Interest in children’s work started to grow almost from the foundation of Kala Bharati. The principal objective of the Kala Bharati dance school was to teach Bharata Natya, but since it also served as a vehicle for learning about Indian culture, many parents of the Indian community started to bring their children to the school even as early as at three years of age. This obliged the teachers to develop special activities for children, based on stories from Indian epics and folk tales. Examples of culture oriented activities included greetings and ritualized salutations and observations of special days dedicated to various gods and goddesses through narration of some of their well known activities. Some activities were designed, which were judged to be useful in developing faculties that could help in learning some of the Bharata Natya movements at a later age. Examples of such activities included developing the sense of rhythm through games involving clapping and moving to cyclical beats, and developing spatial awareness through movements forming defined patterns. It was decided very early that training in proper Bharata Natya would not start before the age of 7 years. This was decided in consideration of the heavy physical requirements for doing some of the movements. It was also done in consultation with Guru U.S. Krishna Rao of Bangalore, dance guru of Kala Bharati founder Mamata Niyogi Nakra, and patron Guru of Kala Bharati.

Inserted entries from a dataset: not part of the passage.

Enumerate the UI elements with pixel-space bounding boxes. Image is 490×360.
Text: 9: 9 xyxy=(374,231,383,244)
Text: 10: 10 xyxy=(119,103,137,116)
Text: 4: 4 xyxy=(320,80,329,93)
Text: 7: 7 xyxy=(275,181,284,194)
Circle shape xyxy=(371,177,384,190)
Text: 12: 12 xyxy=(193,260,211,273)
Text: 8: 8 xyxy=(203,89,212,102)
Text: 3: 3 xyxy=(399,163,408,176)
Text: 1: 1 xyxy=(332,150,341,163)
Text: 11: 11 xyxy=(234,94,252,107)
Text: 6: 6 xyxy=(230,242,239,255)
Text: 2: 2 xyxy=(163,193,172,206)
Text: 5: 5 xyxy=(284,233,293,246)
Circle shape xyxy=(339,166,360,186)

Over the years these early activities became a regular part of the training at the school for the group called KINIKINI (3 to 6 years). As the students crossed into the above 7 groups (ADI, 7-9, MUKULA, 10-12), basic movements were introduced, simple at first, gradually increasing in complexity, taking into account the student’s physical and emotional development.
Based on the experience of teaching over twenty years, a book has been produced called “SHISHU_SADHANA – a child-friendly Bharata Natya repertoire” by Dr. Mamata Niyogi-Nakra. The book contains a DVD showing the choreographies of all the items of a classic Bharata Natya repertoire, conceived for children. The book describes the process of conception and production and the thinking that went into it.
Beside the teaching and practice of child-friendly pieces of the dance form, research was carried out to study the value of dance in child development that has resulted in the publication of the book “PLACE FOR DANCE IN WHOLE-CHILD EDUCATION” BY Dr. Harbans Nakra.